Attackers have been using well-known, standard utilities to carry out attacks on organizations around the world, and covering their tracks by wiping their activity from the machine’s memory before its rebooted.
The attackers, who may be connected to the GCMAN and Carbanak groups, aren’t using signature-based malware to carry out their attackers, instead they’re using fileless malware hidden in the memory of the affected servers.
Researchers with Kaspersky Lab’s Global Research and Analysis Team described the attacks Wednesday in a blog post on Securelist.
More than 140 enterprises–primarily banks, government organizations, and telecommunications firms in 40 countries, including the U.S., France, and Ecuador–have been affected, according to Kaspersky.
Researchers uncovered the attacks after banks in the Commonwealth of Independent States found Meterpreter, an extensible payload component used by Metasploit, inside the physical memory of a domain controller. Researchers with Kaspersky Lab found the software had been combined with PowerShell scripts in order to invisibly siphon up the passwords of system administrators.
Once they got this information, the researchers claim the attackers essentially had remote access to the machines. They were also spotted using another legitimate utility, Microsoft’s command-line scripting utility NETSH, to funnel traffic from the victim’s host to the attacker’s command and control system.
Researchers believe attackers used Mimikatz, an open-source, post-exploit utility, to grab credentials for service accounts with admin privileges. After achieving admin privileges, they could use NETSH and another Microsoft utility, SC, and carry out the usage of malicious PowerShell scripts.
While researchers were able to determine the techniques used in the attacks; narrowing down who exactly carried them out is difficult given they were carried out with everyday tools and how skilled the attackers are at evading detection.
“The determination of attackers to hide their activity and make detection and incident response increasingly difficult explains the latest trend of anti-forensic techniques and memory-based malware,” Sergey Golovanov, Principal Security Researcher at Kaspersky Lab said Wednesday.
“That is why memory forensics is becoming critical to the analysis of malware and its functions. In these particular incidents, the attackers used every conceivable anti-forensic technique; demonstrating how no malware files are needed for the successful exfiltration of data from a network, and how the use of legitimate and open source utilities makes attribution almost impossible.”
It’s unclear how victim enterprises had their servers hacked in the first place. According to researchers, the attackers used a known exploit for an unpatched vulnerability.
Golovanov and Igor Soumenkov, another researcher with the company’s GReAT team plan to present additional details around the operation – including a second part, how attackers extracted money from banks via ATMs – in April, at the Kaspersky Lab Security Analyst Summit.
While researchers claim they’re unsure who’s behind the attacks, they said their approaches do bear a resemblance to groups previously uncovered by Kaspersky Lab, such as GCMAN and Carbanak.

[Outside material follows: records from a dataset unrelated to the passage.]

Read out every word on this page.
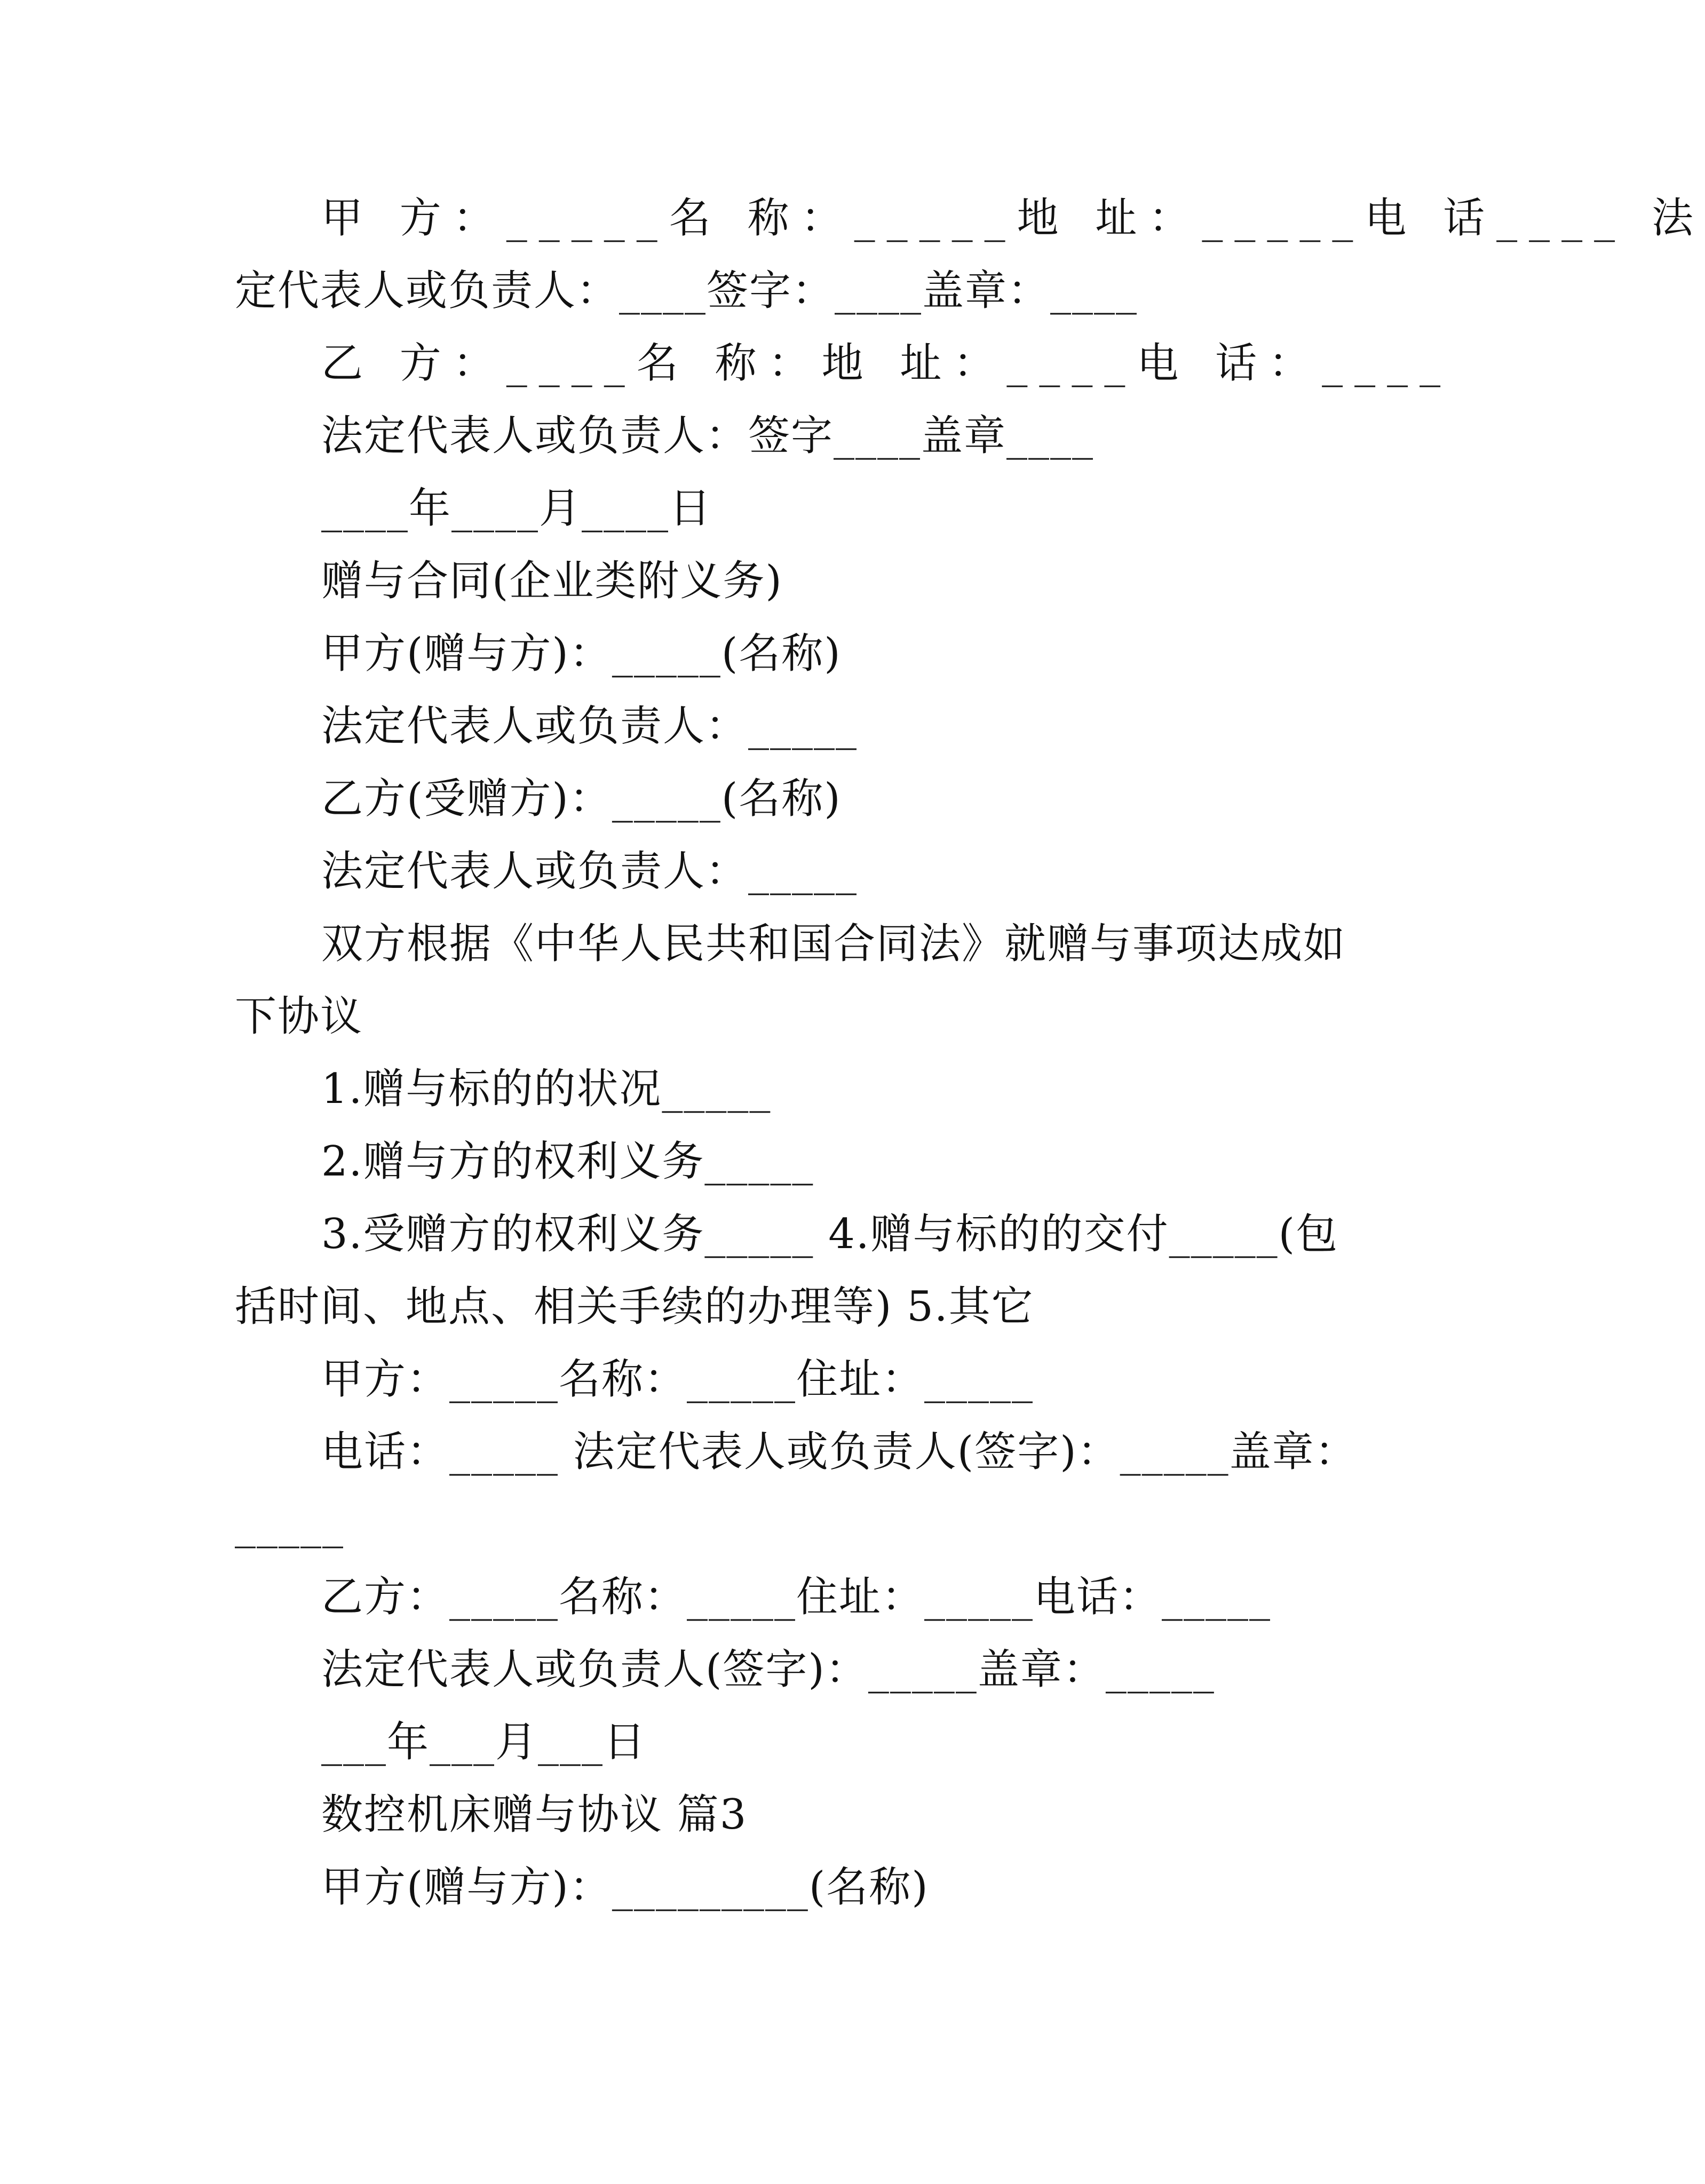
甲 方：_____名 称：_____地 址：_____电 话____ 法
定代表人或负责人：____签字：____盖章：____
乙 方：____名 称：地 址：____电 话：____
法定代表人或负责人：签字____盖章____
____年____月____日
赠与合同(企业类附义务)
甲方(赠与方)：_____(名称)
法定代表人或负责人：_____
乙方(受赠方)：_____(名称)
法定代表人或负责人：_____
双方根据《中华人民共和国合同法》就赠与事项达成如
下协议
1.赠与标的的状况_____
2.赠与方的权利义务_____
3.受赠方的权利义务_____ 4.赠与标的的交付_____(包
括时间、地点、相关手续的办理等) 5.其它
甲方：_____名称：_____住址：_____
电话：_____ 法定代表人或负责人(签字)：_____盖章：
_____
乙方：_____名称：_____住址：_____电话：_____
法定代表人或负责人(签字)：_____盖章：_____
___年___月___日
数控机床赠与协议 篇3
甲方(赠与方)：_________(名称)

Like these attacks, GCMAN, a group the firm described at the Security Analyst Summit last year, used legitimate pen-testing tools, like Meterpreter, to target banks. Once inside a network, they pivoted, bouncing around from machine to machine until they could transfer money from a bank computer to e-currency services. Attackers managed in one instance to transfer $200 payments per minute to a money-mule account without the bank being any the wiser.
Details around the Carbanak gang, a group of attackers who purportedly stole $1 billion from 100 banks, emerged at the Security Analyst Summit in 2015. In that campaign attackers used a one-two punch of a spear-phishing email and a backdoor to manipulate access to banking networks and steal money.
Over the last few months the group has reemerged and been seen shifting its gears, in November 2016 it began targeting the hospitality and restaurant industry. Last month it was learned the group was using Google hosted services for its command and control channels.